Study: Immigrants don't take jobs from native-born Americans

Thursday, September 22, 2016
A new study finds that immigrant employment generally does not take jobs away from native-born Americans.
A new study finds that immigrant employment generally does not take jobs away from native-born Americans.
KABC-KABC

At a time when immigration issues have taken center stage in the presidential campaign, a study finds that an influx of new immigrants generally does not take jobs or wages away from most native-born Americans.

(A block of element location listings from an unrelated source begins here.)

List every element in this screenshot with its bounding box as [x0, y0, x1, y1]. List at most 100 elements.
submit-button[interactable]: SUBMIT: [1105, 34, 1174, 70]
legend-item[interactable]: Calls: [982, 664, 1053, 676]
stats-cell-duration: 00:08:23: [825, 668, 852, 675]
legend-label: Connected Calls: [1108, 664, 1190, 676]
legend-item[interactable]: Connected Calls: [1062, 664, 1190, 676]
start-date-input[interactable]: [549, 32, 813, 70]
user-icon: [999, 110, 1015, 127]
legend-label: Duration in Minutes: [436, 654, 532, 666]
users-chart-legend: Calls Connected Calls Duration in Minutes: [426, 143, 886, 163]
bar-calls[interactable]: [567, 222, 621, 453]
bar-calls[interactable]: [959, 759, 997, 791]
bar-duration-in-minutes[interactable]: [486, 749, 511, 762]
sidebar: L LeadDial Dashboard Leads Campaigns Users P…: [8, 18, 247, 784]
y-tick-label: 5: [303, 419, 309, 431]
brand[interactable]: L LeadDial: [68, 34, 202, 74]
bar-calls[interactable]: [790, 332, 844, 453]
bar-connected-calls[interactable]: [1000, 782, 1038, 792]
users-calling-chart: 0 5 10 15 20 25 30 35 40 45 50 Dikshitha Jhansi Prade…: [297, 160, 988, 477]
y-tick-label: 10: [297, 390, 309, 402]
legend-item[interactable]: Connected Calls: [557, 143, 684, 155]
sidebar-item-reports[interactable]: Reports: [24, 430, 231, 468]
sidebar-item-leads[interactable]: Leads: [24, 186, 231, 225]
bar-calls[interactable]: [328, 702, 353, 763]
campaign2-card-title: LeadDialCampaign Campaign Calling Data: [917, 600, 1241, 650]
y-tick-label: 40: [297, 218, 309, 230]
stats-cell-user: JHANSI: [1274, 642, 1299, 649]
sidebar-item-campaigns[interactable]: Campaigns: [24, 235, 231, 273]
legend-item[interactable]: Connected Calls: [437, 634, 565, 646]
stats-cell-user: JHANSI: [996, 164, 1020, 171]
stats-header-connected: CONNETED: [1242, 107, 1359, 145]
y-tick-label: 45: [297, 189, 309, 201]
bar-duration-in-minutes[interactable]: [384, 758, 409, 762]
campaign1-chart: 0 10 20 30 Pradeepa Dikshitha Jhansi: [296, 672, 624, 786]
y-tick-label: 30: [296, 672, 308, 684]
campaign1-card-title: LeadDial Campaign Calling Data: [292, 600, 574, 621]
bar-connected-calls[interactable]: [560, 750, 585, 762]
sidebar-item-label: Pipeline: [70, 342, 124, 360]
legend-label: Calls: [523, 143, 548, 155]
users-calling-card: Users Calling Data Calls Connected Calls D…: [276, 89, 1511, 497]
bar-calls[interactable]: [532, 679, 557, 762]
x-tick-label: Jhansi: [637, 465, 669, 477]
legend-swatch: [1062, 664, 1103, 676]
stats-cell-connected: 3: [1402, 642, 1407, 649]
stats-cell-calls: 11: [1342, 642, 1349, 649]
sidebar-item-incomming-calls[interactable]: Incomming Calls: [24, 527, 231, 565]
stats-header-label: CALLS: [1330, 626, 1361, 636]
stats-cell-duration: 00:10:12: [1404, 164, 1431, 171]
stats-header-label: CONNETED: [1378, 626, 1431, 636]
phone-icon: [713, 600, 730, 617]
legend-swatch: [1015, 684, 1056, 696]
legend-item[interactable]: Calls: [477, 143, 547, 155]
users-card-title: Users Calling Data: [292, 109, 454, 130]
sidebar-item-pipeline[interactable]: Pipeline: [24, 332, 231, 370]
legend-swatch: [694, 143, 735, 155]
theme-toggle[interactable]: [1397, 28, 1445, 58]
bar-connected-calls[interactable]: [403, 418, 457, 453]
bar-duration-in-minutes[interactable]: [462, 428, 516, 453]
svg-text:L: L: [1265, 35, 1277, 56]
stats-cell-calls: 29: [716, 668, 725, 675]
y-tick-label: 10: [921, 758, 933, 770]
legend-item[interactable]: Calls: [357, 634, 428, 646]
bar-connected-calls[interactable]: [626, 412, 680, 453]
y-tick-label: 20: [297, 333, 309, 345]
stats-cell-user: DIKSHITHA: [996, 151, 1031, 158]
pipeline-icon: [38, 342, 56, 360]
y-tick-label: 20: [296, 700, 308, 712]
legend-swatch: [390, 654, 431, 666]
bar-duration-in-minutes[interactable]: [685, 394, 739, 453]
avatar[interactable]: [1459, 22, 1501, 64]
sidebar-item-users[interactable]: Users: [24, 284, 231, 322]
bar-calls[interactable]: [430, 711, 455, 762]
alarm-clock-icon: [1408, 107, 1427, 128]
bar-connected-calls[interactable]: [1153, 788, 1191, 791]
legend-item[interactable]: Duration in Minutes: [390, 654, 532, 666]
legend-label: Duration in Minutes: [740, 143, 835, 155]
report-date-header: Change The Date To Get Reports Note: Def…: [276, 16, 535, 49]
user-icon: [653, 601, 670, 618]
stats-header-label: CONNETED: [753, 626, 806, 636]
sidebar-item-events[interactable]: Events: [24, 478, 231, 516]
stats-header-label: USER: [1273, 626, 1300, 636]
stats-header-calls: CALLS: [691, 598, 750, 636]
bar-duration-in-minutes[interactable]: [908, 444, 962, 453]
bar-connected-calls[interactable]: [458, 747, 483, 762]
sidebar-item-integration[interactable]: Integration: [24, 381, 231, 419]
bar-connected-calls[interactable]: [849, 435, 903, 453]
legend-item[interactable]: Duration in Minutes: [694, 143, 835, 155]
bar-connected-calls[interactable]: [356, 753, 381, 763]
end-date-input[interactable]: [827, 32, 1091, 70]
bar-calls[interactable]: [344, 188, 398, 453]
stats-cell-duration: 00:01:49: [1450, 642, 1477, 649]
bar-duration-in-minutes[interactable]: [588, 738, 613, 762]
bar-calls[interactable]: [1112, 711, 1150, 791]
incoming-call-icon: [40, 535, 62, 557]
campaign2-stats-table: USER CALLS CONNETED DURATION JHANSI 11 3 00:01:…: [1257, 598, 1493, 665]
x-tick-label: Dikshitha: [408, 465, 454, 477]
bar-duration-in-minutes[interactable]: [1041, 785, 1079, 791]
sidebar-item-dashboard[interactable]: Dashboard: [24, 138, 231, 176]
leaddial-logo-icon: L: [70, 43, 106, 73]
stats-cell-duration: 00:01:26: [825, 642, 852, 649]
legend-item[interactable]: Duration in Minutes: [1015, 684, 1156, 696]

The study from the National Academies of Sciences, Engineering and Medicine found that immigration generally had a positive impact overall on the U.S. economy.

"The panel's comprehensive examination revealed many important benefits of immigration - including on economic growth, innovation, and entrepreneurship - with little to no negative effects on the overall wages or employment of native-born workers in the long term," said Francine D. Blau, chair of the panel that conducted the study and a professor at Cornell University.

The study did find some drawbacks in the economic impacts of immigration.

It found that new immigrants may take some jobs or wages away from an earlier generation of immigrants, as well as from some native-born high-school dropouts and teen workers.

It also found that new immigrants generally have a negative impact on the budgets of state and local governments - primarily because of the cost of public education for their children compared to their own lower wages.

But it also found that those children, once they are educated and enter the U.S. workforce, become greater contributors to the economy and tax revenue than their parents as well as the rest of the native-born population.